Category	Parameter	Value
Dataset	Components ( $K$ )	3
Dataset	Dimension ( $d$ )	2
Dataset	Samples per sweep point ( $N$ )	240
Dataset	Component std	0.7
Dataset	Component separation	4.0
Dataset	Mixture weights	None (uniform default)
Training	Epochs	20
Training	Batch size	64
Training	Hidden dim	32
Training	Latent dim (continuous)	2
Training	Optimizer	Adam
Training	Learning rate	$10^{-3}$
Sweep	$\beta$ grid	$\{0.10, 0.25, 0.50, 1.00, 2.00, 5.00\}$
Reproducibility	Seed	17
Reproducibility	Device	`cpu`
Outputs	Artifact root	`path:experiments/gaussian_mixture/demos/artifacts/exp1_gaussian_mixture_high_density-larger-beta-sweep`

Quantitative results

Discrete latent summary

$\beta$	NMI	Acc	Recon	KL final
0.10	0.762	0.729	6.488	1.020
0.25	0.762	0.729	6.548	0.895
0.50	0.735	0.717	6.679	0.670
1.00	0.720	0.704	7.103	0.359
2.00	0.720	0.704	7.788	0.035
5.00	0.690	0.700	7.901	0.001

Continuous latent summary

$\beta$	Probe Acc	Recon	KL final	Mean radius
0.10	1.000	3.272	5.125	2.935
0.25	1.000	3.521	3.482	2.451
0.50	1.000	3.909	2.477	2.062
1.00	1.000	4.895	1.322	1.533
2.00	1.000	6.505	0.421	0.875
5.00	0.979	7.827	0.047	0.271

Figures

Caption: Discrete training history metrics across beta.

Caption: Continuous training history metrics across beta.

Caption: Discrete metric heatmap and confusion matrices.

Reconstruction versus KL tradeoff across latent type and beta.
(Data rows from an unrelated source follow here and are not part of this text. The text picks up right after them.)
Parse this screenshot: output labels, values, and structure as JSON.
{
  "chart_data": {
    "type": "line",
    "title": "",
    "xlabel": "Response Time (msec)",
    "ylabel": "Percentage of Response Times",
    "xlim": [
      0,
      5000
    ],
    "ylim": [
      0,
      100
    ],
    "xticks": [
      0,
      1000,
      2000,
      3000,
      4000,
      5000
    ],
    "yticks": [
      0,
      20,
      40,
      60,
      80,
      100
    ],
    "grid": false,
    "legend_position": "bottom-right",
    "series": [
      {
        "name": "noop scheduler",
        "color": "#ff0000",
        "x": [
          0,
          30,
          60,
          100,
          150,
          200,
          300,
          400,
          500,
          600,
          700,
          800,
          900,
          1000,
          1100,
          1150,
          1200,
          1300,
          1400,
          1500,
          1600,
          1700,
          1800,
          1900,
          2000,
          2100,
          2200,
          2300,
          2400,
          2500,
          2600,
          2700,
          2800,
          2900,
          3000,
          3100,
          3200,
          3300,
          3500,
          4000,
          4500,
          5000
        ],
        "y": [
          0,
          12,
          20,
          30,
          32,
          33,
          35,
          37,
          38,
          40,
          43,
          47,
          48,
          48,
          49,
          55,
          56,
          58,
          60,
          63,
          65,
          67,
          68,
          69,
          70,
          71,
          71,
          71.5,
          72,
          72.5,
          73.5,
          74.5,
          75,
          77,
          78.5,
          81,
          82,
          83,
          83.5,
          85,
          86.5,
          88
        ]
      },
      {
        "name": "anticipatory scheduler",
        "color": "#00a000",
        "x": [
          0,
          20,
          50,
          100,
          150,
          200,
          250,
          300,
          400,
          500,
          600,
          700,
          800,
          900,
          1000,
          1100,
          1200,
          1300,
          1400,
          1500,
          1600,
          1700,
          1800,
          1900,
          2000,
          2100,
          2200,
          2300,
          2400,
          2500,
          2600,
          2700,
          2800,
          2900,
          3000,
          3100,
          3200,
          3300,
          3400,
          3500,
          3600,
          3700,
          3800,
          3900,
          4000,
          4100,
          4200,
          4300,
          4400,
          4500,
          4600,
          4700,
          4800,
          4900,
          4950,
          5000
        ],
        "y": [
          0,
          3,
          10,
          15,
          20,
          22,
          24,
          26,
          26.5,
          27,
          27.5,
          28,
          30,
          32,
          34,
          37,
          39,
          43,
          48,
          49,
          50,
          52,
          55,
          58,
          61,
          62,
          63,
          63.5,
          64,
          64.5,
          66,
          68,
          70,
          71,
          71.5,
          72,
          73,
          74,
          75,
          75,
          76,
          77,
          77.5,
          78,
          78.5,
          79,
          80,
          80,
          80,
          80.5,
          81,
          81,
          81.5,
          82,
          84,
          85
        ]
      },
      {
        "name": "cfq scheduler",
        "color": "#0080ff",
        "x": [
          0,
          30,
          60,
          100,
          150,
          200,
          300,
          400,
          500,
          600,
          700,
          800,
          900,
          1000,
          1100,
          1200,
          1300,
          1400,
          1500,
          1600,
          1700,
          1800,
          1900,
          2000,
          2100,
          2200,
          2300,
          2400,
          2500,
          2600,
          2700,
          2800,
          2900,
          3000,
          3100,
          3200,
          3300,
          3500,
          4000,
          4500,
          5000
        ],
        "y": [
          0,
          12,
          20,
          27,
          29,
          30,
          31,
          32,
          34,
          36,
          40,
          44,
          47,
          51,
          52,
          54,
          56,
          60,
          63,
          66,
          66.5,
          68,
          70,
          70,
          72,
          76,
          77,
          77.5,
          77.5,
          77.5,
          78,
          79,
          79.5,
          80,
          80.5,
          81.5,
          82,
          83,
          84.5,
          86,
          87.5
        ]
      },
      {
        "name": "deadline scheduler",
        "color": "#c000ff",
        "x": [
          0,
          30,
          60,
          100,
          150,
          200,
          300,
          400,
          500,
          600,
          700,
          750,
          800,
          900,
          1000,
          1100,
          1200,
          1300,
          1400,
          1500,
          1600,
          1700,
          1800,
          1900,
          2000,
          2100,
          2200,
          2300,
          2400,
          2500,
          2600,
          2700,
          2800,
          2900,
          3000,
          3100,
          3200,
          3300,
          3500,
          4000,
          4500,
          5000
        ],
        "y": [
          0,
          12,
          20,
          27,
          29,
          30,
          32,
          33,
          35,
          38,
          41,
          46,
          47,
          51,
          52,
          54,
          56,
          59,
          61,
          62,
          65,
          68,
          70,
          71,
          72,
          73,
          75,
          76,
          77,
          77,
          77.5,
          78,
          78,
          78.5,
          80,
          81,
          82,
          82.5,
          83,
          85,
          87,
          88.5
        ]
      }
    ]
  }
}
Caption: Reconstruction vs KL tradeoff across latent type and beta.

Key takeaways

Discrete mode recovery (NMI/accuracy) is strongest at lower beta, while KL pressure increases reconstruction cost as beta grows.
Continuous latents remain highly linearly predictive of true modes across the sweep (probe accuracy ~1.0 except slight drop at beta=5.0).
Larger beta compresses continuous latent geometry (mean radius drops from 2.935 to 0.271), consistent with stronger prior matching.